QuadRooter is the latest vulnerability on Android handsets, for now there are an estimated 900 million devices at risk. Quite a lot i must say, although a list of affected devices had been published, this doesn’t exclude you from the threats. Thankfully Check Point Software have put together an app that will test your phone or tablet for the vulnerability and let you know if you are at risk or affected.

According to Check Point:

The Check Point QuadRooter Scanner analyzes your Android smartphone or tablet to discover if it’s vulnerable to the newly-discovered QuadRooter vulnerabilities. QuadRooter allows attackers to take complete control of Android devices, potentially exposing your sensitive data to cybercrime. The scanner app is designed to give you clear indications of the threat risk to your device and provides more information about QuadRooter, including which vulnerabilities affect your device and how they work.

So how can you tell if you are affected? You can download a free copy of the QuadRooter Scanner from Google Play, and it will tell you in a few moments whether if your device is infected or vulnerable to the threat.



Google recently confirmed also that the “Verify Apps” and “SafetyNet” protections help identify, block, and remove applications that exploit vulnerabilities  such as QuadRooter and also warned users not to install apps from unknown sources. What if your device is infected or vulnerable? Then it’s up to your phone manufacturers to provide a patch quickly (Let’s hope they do)…

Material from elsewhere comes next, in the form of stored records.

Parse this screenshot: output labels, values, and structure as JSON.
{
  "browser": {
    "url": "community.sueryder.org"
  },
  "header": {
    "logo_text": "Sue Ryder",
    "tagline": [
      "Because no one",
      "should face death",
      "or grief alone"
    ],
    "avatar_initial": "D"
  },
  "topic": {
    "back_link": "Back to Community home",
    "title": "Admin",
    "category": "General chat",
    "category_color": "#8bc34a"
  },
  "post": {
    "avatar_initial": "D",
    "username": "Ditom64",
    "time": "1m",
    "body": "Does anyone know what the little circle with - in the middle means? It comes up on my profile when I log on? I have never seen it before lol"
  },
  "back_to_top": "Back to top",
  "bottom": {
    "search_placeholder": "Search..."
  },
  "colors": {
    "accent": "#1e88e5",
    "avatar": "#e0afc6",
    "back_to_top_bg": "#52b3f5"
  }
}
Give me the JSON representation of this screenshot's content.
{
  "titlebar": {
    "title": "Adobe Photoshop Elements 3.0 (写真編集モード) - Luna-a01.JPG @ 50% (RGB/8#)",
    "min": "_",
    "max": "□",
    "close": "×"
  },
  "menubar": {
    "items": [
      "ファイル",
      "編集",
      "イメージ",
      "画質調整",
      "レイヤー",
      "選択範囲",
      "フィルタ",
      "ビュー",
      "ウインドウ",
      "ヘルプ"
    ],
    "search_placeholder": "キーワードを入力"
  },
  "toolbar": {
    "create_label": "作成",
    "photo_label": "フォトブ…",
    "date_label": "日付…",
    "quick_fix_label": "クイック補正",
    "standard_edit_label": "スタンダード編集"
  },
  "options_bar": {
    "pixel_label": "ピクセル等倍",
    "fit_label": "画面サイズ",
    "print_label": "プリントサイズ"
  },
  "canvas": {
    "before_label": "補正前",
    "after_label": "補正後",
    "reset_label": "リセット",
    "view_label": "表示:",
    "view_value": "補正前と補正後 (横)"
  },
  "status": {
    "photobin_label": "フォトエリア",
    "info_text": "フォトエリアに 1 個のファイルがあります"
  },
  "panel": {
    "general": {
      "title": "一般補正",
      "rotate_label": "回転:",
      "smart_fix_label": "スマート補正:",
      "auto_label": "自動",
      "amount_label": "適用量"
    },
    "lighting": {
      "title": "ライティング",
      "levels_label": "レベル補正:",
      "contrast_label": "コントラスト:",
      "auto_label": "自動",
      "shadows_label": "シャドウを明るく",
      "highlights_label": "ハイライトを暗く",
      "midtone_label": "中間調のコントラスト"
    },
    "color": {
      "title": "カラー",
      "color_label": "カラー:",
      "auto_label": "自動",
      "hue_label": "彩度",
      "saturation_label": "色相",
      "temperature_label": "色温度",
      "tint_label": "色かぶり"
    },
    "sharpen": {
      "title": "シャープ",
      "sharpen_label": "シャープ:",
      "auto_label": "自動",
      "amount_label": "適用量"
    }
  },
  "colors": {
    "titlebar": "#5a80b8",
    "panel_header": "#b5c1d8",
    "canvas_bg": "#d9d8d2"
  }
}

Check Point Software Technologies Ltd. is an international provider of software and combined hardware and software products for IT security, including network security, endpoint security, data security and security management. Check Point competes in the antivirus industry against AVG, Avira, ESET, F-Secure, Kaspersky, McAfee, Panda Security, Sophosand Symantec among others. The company is Headquartered in Tel Aviv, Israel.

Android, Inc. was founded in Palo Alto, California in October 2003 by Andy Rubin, Rich Miner, Nick Sears and Chris White. The early intentions of the company were to develop an advanced operating system for digital cameras. Though, when it was realized that the market for the devices was not large enough, the company diverted its efforts toward producing a smartphone operating system that would rival Symbian and Microsoft Windows Mobile. In July 2005, Google acquired Android Inc. for at least $50 million. The Android mobile operating system is currently developed by Google, based on the Linux kernel and designed primarily for touchscreen mobile devices such as smartphones and tablets.